The debate is one that reaches far and wide. Even if you don’t own an e-reader, you’ve probably had to contemplate the pros and cons of using one at some point in your professional or college career. Many professors assign readings online, and textbooks are often cheaper and easier to get in electronic formats. So what exactly are the benefits of technology in terms of reading? And how do we know what’s better? How likely is it that books and libraries will soon be a thing of the past? And which do people prefer?
The easiest and most diplomatic answer is that it depends. It depends on the person, the setting, the circumstances, and of course the text itself. Not everyone can stand to look at a screen while reading, and many feel more comfortable with a book in their hands and a real highlighter or pencil for annotation. Others dig the ability to click on a word and instantly find out what it means, and the convenience of having millions of books one click of a button away.
So what do Mac students think about electronic reading?
“I love the idea of using technology versus the paper option, but it is a hard transition to make having grown up reading from physical papers and books,” said Lizzy Magnuson ’14. She fully supports the switch, noting it is “the inevitable future, and we either ignore or embrace it.”
“I find myself very partial to tangible paper—articles where I can scribble little notes in the margins—and often have trouble reading too much text on a screen,” said Lily Robbins ’16. She also enjoys “Post It-ing” her notes in books.
Alex Ward ’14 prefers traditional, tangible forms of media like books and newspapers. However, in the long run, she foresees technology dominating traditional forms. “When you can get any news or book on the device that fits in your pocket, convenience trumps nostalgia for books and such,” she said. “I do not think that books and libraries will disappear in the near future, but they are increasingly a secondary resource.”
The trajectory can’t be denied. In November 2010, six percent of Americans said they owned an e-reader; now it’s up to 19 percent. Amazon’s Kindle is the most popular model, owned by 62 percent of e-book readers; Barnes and Noble’s Nook is in second with 22 percent.

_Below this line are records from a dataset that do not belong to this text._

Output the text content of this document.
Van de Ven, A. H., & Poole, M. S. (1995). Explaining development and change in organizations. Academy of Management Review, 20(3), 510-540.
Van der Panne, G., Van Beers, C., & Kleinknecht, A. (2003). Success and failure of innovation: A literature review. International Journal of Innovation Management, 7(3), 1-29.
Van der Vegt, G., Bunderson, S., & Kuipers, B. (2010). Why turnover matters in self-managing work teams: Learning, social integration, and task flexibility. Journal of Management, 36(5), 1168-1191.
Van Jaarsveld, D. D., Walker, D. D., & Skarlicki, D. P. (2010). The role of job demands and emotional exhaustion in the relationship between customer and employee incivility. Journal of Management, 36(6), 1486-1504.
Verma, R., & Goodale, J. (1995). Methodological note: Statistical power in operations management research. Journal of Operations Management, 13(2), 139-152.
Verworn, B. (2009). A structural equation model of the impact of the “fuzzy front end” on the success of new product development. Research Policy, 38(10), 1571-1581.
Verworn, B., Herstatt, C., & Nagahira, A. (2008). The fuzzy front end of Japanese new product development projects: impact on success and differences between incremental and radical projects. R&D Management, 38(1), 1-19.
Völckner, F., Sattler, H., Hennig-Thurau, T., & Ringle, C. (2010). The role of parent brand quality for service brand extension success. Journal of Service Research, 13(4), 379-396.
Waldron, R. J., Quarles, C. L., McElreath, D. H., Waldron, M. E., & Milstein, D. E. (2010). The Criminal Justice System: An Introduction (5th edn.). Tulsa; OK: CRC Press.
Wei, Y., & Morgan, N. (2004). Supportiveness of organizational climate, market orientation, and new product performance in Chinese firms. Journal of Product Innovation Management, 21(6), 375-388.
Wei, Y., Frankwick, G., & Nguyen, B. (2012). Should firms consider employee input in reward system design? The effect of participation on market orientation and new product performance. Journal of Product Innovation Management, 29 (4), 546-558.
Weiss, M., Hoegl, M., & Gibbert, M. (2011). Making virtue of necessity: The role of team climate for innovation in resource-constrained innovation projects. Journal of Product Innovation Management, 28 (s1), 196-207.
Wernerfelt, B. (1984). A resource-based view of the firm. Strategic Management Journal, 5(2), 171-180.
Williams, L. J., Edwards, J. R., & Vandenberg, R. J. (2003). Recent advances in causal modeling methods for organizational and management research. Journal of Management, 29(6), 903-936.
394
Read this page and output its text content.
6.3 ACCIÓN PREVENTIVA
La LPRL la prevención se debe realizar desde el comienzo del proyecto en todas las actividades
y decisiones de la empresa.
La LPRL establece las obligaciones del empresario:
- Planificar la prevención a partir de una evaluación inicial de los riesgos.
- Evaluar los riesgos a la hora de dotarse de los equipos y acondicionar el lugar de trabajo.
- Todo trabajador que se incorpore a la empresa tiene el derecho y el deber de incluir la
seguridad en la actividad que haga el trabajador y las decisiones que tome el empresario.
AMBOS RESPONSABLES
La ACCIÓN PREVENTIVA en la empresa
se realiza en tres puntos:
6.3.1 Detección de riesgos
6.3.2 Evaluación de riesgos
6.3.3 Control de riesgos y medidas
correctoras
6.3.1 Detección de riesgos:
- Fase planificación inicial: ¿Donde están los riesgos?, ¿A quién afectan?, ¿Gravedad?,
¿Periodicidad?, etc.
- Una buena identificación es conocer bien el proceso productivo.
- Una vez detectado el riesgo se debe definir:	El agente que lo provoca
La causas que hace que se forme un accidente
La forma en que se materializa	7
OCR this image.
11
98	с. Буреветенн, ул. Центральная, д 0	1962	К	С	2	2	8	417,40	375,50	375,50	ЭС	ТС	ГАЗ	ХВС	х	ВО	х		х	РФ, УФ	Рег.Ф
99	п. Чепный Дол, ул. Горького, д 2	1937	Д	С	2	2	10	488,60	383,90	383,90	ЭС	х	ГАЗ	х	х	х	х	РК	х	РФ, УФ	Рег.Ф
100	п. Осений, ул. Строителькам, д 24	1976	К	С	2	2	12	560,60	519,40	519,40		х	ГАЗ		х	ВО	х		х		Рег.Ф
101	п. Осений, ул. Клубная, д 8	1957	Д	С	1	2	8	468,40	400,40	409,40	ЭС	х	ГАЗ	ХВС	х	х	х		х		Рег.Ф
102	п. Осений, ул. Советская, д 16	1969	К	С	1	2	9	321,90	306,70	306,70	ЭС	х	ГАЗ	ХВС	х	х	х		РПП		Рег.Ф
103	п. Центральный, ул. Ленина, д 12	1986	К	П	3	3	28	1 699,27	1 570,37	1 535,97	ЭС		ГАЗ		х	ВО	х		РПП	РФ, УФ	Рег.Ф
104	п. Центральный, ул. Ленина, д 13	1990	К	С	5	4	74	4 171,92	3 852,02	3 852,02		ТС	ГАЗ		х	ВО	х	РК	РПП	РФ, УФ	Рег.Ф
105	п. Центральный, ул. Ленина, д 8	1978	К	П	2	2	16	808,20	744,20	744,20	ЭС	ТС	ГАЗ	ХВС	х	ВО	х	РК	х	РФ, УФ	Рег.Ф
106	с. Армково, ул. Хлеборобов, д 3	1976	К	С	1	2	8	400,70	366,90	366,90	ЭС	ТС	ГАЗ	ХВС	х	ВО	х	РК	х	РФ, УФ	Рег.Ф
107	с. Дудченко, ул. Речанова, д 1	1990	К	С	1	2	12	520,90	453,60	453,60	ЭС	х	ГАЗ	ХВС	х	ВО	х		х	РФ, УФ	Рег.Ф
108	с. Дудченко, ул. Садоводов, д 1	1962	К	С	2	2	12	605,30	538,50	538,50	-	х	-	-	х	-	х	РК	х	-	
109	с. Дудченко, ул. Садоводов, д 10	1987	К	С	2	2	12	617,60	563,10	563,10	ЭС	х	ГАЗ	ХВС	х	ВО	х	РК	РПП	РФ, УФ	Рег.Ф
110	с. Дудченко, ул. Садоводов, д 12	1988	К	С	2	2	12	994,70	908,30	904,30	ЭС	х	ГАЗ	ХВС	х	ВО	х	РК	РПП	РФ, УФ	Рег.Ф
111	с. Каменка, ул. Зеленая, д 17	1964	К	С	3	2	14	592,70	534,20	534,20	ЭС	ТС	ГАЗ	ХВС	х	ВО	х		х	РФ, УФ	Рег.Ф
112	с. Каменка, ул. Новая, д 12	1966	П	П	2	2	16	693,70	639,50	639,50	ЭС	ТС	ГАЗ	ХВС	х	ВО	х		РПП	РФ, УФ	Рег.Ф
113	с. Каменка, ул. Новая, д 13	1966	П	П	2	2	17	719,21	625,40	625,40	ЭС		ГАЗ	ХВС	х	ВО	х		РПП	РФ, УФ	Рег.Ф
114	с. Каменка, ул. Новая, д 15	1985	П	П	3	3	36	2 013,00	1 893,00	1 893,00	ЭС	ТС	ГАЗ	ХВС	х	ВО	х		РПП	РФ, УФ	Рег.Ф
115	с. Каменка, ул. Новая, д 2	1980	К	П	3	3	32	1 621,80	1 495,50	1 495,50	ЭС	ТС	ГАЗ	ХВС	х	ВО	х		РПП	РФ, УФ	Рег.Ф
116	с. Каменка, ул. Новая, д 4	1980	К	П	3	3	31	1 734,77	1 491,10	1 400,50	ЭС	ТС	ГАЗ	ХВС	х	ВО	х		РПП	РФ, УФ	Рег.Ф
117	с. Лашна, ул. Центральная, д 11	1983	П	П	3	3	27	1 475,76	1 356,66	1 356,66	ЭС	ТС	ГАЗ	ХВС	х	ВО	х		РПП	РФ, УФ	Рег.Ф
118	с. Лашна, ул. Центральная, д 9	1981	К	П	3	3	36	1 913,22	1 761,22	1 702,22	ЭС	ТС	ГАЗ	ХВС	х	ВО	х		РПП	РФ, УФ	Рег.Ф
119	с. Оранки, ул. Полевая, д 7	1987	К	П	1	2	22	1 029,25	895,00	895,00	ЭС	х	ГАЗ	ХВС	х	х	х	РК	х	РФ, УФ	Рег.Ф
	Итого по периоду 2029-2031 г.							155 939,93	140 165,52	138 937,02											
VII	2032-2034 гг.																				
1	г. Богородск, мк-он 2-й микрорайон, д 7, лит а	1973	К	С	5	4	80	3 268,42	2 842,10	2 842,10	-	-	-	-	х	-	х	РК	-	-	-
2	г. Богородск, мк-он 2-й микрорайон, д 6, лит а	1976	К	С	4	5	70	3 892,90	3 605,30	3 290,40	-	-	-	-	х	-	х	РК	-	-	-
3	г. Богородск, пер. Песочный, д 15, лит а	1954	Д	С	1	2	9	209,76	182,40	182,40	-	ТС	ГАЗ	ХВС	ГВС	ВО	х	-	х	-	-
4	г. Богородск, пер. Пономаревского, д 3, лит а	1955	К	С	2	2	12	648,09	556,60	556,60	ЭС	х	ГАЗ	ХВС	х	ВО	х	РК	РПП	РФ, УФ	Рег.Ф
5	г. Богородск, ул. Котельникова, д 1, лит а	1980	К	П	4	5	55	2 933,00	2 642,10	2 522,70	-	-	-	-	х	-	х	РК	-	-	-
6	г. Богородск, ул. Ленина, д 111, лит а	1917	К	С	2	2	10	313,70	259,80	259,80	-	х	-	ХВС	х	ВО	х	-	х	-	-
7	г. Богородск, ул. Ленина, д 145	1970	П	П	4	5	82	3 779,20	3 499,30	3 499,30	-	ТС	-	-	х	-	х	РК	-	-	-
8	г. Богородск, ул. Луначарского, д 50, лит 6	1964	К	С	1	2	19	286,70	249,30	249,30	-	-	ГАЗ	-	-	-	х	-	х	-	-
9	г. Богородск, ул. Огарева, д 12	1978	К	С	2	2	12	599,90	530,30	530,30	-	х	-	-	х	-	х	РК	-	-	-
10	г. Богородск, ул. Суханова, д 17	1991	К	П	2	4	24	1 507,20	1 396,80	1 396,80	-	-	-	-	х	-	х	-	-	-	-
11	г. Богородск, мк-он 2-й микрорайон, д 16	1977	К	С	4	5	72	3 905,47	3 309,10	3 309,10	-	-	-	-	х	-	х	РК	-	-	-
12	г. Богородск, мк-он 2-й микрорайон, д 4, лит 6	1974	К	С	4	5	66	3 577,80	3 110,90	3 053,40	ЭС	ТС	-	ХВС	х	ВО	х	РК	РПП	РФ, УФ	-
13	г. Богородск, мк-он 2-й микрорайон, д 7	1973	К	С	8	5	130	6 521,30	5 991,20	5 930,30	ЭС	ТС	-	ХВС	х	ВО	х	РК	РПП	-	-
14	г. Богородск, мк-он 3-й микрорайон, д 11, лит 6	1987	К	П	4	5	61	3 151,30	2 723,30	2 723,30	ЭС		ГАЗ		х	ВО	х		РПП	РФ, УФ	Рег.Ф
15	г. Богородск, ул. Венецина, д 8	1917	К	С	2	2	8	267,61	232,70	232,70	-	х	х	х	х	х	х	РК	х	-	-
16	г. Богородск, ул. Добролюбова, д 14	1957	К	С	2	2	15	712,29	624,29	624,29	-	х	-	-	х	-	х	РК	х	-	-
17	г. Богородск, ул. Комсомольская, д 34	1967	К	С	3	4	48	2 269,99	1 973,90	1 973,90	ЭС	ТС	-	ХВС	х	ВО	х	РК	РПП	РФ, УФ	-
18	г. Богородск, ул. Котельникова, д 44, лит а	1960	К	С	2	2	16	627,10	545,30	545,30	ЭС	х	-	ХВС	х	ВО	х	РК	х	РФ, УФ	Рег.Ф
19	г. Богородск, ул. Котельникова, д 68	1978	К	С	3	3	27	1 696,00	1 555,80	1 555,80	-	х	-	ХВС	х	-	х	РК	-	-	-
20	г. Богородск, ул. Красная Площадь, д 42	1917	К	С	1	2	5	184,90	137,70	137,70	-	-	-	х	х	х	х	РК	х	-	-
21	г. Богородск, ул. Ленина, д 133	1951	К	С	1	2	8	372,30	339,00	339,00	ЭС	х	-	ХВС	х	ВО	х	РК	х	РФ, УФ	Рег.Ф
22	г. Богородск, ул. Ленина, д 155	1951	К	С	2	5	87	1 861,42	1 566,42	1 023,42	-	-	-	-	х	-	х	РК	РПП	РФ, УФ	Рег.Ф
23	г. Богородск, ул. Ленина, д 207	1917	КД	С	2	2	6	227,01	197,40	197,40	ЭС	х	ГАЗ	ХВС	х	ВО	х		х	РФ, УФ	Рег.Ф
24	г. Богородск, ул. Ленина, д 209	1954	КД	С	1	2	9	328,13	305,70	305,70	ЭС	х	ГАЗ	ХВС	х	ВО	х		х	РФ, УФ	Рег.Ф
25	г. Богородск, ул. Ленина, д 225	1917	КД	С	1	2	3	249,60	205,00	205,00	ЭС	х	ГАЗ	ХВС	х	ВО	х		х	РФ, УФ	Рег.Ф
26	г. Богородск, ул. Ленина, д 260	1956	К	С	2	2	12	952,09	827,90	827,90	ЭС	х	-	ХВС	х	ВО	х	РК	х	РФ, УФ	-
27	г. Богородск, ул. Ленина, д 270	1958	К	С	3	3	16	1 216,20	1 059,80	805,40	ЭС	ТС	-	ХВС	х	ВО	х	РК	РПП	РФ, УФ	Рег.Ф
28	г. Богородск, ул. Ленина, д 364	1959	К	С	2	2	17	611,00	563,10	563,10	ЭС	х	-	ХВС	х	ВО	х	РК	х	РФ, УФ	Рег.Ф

James Aviaz is a self-described “Gen X and Y mongrel” and author of “Everything is Fucked, Everything is OK,” a print zine that attempts to address modern struggles like that between the “addiction to digital life and a nostalgic appreciation for a more analog time.” He said, “don’t get me wrong: I’m as addicted to Facebook and 25 GIFs You Have To See Or You’ll Spontaneously Combust as the next guy, but I also remember what it felt like to actually talk on the phone or get my LOLs from pieces of paper. OH, HOW QUAINT!”
Nostalgia is a major factor in the books vs. e-readers discussion. “I think if there was a type of technology that gave you the freedom to take notes like you can on paper, I would be more inclined to use it if—it weren’t too expensive. I know you can do this to some extent on iPads, but I’d rather not buy one,” said Charlie Birge ’15.
Nola Pastor ’14 also wonders about cost, but she also worries about losing the nostalgia of books she likes so much. “I also really believe in re-use of books, book-sharing, and think used bookstores are the coolest,” she said. She also adores Onesies, the notebooks made from recycled, “upcycled,” paper: “They fit my spastic, diagonal, doodle-y unconventional note-taking style.” Further, she really appreciates the opportunities to use fewer resources, especially paper. “At the same time, I think there are downsides or more invisible (more distant) costs of technology use, like the impact of e-waste on those who dispose of really dangerous materials post-use, and I want to encourage us to think about these far-removed impacts as well.”
Sure, there are ways to green your Kindle, like using a solar-powered cover. But that doesn’t excuse the fact that you’d have to buy 22 books a year to offset the carbon produced to make the device, according to the people at Cleantech Group. Ward points out that she doesn’t even know how to go about making sound, sustainable purchasing choices when it comes to electronics. “In contrast to campaigns about labor injustice, I have not seen a public campaign to raise awareness about what sustainable purchasing in the tech sector looks like.”
In December 2011, Kindles sold at an astounding rate of 1 million per week. Amazon doesn’t disclose its sales figures or profits, but analysts speculate they’ve continued a rapid upward trend in sales since their introduction. But since Amazon isn’t transparent with their business practices, we don’t know for sure what their economic situation is. We also don’t know a lot about how the devices are made, where the materials come from, or who assembles them.
What we do know is that we can control where they go. Part of the draw of e-readers is that they don’t use paper, and though trees are technically a sustainable resource, our forestry practices essentially cancel this out. If we don’t recycle and dispose of our e-waste properly, “saving resources” is a moot point. That’s why it’s important to take your spent electronics to a proper e-waste facility. At Mac, you can take your e-waste to ITS, or look for special spots during move out.
Whatever our medium for reading, the important thing is that we read at all, in my opinion. That way, we can all go on to be smart enough to solve problems like the e-reader vs. book question.